The tribunal found that Mr O'Brien made payments to former communications minister Michael Lowry, who it said had "influenced" and "delivered" the victory for Mr O'Brien's Esat Digifone consortium in the second mobile phone licence competition.
But Mr O'Brien, whose wealth is valued at $4.2bn (€2.9bn) by 'Forbes' magazine, rejected the tribunal's findings again yesterday. He said he was "not in the least bit concerned" about its report being sent to the DPP.
"We'd welcome that. At the end of the day, the DPP will come and look at this and then make their own decision," he said.
The tribunal found that an associate of Mr O'Brien made a lodgement of IR£147,000 into Mr Lowry's offshore account in the Isle of Man in 1996 shortly after the mobile phone licence was awarded to Esat Digifone.
Although Mr Lowry returned the money the following year when the McCracken Tribunal into payments for politicians was established, the tribunal said it represented a payment by Mr O'Brien to Mr Lowry.
Mr O'Brien told RTE yesterday that the money had been given by him to his business associate David Austin to buy a house for his parents in Spain. He said he had bought this house for IR£147,000.
"I sold it four or five years ago for €300,000. That's where that ended. If you're going to give money to somebody, the money has to go to them," he said.
The tribunal also investigated the purchase of a house in Mansfield, England, in the name of Mr Lowry for stg£250,000 (€285,000) in 1999.
Around stg£225,000 (€256,000) of this was funded from a bank account held by Mr O'Brien in London.
The tribunal found that this money represented the proceeds of a payment made by Mr O'Brien to Mr Lowry through an associate.
Mr O'Brien said Mr Lowry only owned 10pc of the property he had paid for, with his associate Aidan Phelan owning the remaining 90pc.
He denied that Mr Lowry would have been allowed to keep 100pc of the property if the Moriarty Tribunal had not started investigating it.
"That is totally untrue because if you look at what happened, he paid for 10pc of the deal and he got 10pc of the deal," he said.
The report also contains details of how Mr Lowry actually met Mr O'Brien. Their first face-to-face meeting was arranged by the late Fine Gael TD Jim Mitchell.
Another meeting was facilitated by Padraig O hUiginn, the former secretary general of the Department of the Taoiseach.

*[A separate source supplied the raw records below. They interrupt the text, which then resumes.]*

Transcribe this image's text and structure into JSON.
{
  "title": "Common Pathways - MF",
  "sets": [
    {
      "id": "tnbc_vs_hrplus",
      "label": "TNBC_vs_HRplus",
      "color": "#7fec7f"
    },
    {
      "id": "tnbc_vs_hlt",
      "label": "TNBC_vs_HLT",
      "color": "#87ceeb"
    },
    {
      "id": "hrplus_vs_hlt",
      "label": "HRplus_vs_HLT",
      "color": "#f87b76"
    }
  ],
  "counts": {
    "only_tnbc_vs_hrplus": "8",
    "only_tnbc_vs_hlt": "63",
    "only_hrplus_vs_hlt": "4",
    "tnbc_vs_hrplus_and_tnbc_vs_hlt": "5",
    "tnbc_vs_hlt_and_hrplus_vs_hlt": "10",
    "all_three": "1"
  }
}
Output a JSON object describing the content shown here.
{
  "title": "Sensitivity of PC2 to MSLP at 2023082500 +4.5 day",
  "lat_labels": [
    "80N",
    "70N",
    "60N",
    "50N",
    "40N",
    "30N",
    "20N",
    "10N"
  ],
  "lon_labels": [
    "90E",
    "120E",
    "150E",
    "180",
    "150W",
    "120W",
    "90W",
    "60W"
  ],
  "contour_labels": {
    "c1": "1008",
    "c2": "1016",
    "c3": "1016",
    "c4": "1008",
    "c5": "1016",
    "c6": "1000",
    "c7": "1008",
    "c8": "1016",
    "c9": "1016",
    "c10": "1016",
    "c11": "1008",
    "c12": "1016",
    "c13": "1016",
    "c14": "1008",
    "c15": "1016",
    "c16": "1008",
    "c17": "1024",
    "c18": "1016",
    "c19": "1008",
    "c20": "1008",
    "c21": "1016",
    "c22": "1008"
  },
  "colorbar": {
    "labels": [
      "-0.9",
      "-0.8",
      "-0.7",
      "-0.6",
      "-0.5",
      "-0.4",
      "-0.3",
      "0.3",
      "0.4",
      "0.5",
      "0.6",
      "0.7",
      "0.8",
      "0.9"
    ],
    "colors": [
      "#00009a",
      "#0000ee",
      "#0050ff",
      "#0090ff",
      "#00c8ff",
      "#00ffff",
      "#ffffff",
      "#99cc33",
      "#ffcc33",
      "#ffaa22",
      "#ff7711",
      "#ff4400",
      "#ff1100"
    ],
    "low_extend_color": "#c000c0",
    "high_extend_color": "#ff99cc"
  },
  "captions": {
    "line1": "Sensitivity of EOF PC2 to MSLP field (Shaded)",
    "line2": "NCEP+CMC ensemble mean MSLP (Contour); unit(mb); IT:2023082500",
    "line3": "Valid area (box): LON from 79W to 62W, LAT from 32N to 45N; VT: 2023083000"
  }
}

He had been invited by Mr O'Brien to join the Esat Digifone board as part of the preparations for the mobile phone licence bid.
Mr O hUiginn had tickets for the 1995 All Ireland football final between Dublin and Tyrone because he was chairman of Bord Failte -- which is now Failte Ireland.
He invited Mr O'Brien to accompany him and it was there that Mr O'Brien met Mr Lowry and invited him to meet him again after the match.